Ishida Atsuko, Nakamura Miho, Miyazawa Teruomi, Astoul Philippe
Division of Respiratory and Infectious Diseases, Department of Internal Medicine, St Marianna University School of Medicine, Kawasaki, Japan.
Interact Cardiovasc Thorac Surg. 2011 May;12(5):667-70. doi: 10.1510/icvts.2010.263137. Epub 2011 Feb 5.
For pleurodesis, talc administered by poudrage is usually insufflated blindly from a single port of entry using the standard method with a small-diameter rigid thoracoscope. In order to visually perform talc poudrage from a single port, we introduced a catheter technique through a flexi-rigid thoracoscope. Patients with uncontrolled and symptomatic pleural effusion requiring pleurodesis underwent flexi-rigid thoracoscopy under local anesthesia for talc poudrage. A dedicated catheter with 2.1-mm inner diameter was connected to a talc atomizer and inserted through the working channel of the flexi-rigid thoracoscope to insufflate talc into the pleural cavity under visualization. Nine patients were included in this study. Three patients were >75 years old, and two were Karnofsky performance status 50. Three patients received propofol for sedation and six were not sedated. Mean operative time was 30.8 min for all patients, and 21.3 min for cases without sedation. All procedures were performed easily under clear visualization with no major complications or catheter obstructions. This novel approach for talc pleurodesis using a catheter was well-tolerated and seems feasible for patients with uncontrolled pleural effusion. We consider this technique useful even for difficult cases, such as elderly patients or those with relatively low performance status.

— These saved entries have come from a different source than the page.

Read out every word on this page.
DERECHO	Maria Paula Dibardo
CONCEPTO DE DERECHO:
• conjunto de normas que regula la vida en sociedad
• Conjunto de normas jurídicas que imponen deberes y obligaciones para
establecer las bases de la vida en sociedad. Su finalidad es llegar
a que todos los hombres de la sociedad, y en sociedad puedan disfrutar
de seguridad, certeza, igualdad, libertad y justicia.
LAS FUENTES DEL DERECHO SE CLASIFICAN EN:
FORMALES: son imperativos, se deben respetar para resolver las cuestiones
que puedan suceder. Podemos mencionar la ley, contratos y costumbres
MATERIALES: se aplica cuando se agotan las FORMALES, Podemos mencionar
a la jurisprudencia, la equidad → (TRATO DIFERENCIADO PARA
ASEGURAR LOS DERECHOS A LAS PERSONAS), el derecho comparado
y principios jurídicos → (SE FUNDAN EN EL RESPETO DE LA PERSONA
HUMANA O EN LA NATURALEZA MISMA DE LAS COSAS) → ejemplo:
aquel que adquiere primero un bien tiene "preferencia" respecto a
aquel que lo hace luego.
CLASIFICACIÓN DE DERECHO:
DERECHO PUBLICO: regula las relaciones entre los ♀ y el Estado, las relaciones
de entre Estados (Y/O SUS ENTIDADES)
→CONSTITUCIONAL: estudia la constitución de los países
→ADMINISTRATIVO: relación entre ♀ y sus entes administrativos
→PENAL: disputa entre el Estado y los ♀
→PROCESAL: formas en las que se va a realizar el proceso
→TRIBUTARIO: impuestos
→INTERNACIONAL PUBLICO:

对于胸膜固定术,通过撒粉法施用滑石粉通常是使用标准方法,通过小直径硬式胸腔镜从单个进入端口盲目吹入。为了从单个端口可视化地进行滑石粉撒粉,我们引入了一种通过可弯曲硬式胸腔镜的导管技术。需要进行胸膜固定术的控制不佳且有症状的胸腔积液患者在局部麻醉下接受可弯曲硬式胸腔镜检查以进行滑石粉撒粉。将内径为2.1毫米的专用导管连接到滑石粉雾化器,并通过可弯曲硬式胸腔镜的工作通道插入,以便在可视化下将滑石粉吹入胸腔。本研究纳入了9名患者。3名患者年龄>75岁,2名患者卡氏功能状态为50。3名患者接受丙泊酚镇静,6名患者未镇静。所有患者的平均手术时间为30.8分钟,未镇静患者的平均手术时间为21.分钟。所有手术均在清晰的可视化下轻松进行,无重大并发症或导管阻塞。这种使用导管进行滑石粉胸膜固定术的新方法耐受性良好,对于控制不佳的胸腔积液患者似乎可行。我们认为这种技术即使对于困难病例,如老年患者或功能状态相对较低的患者也很有用。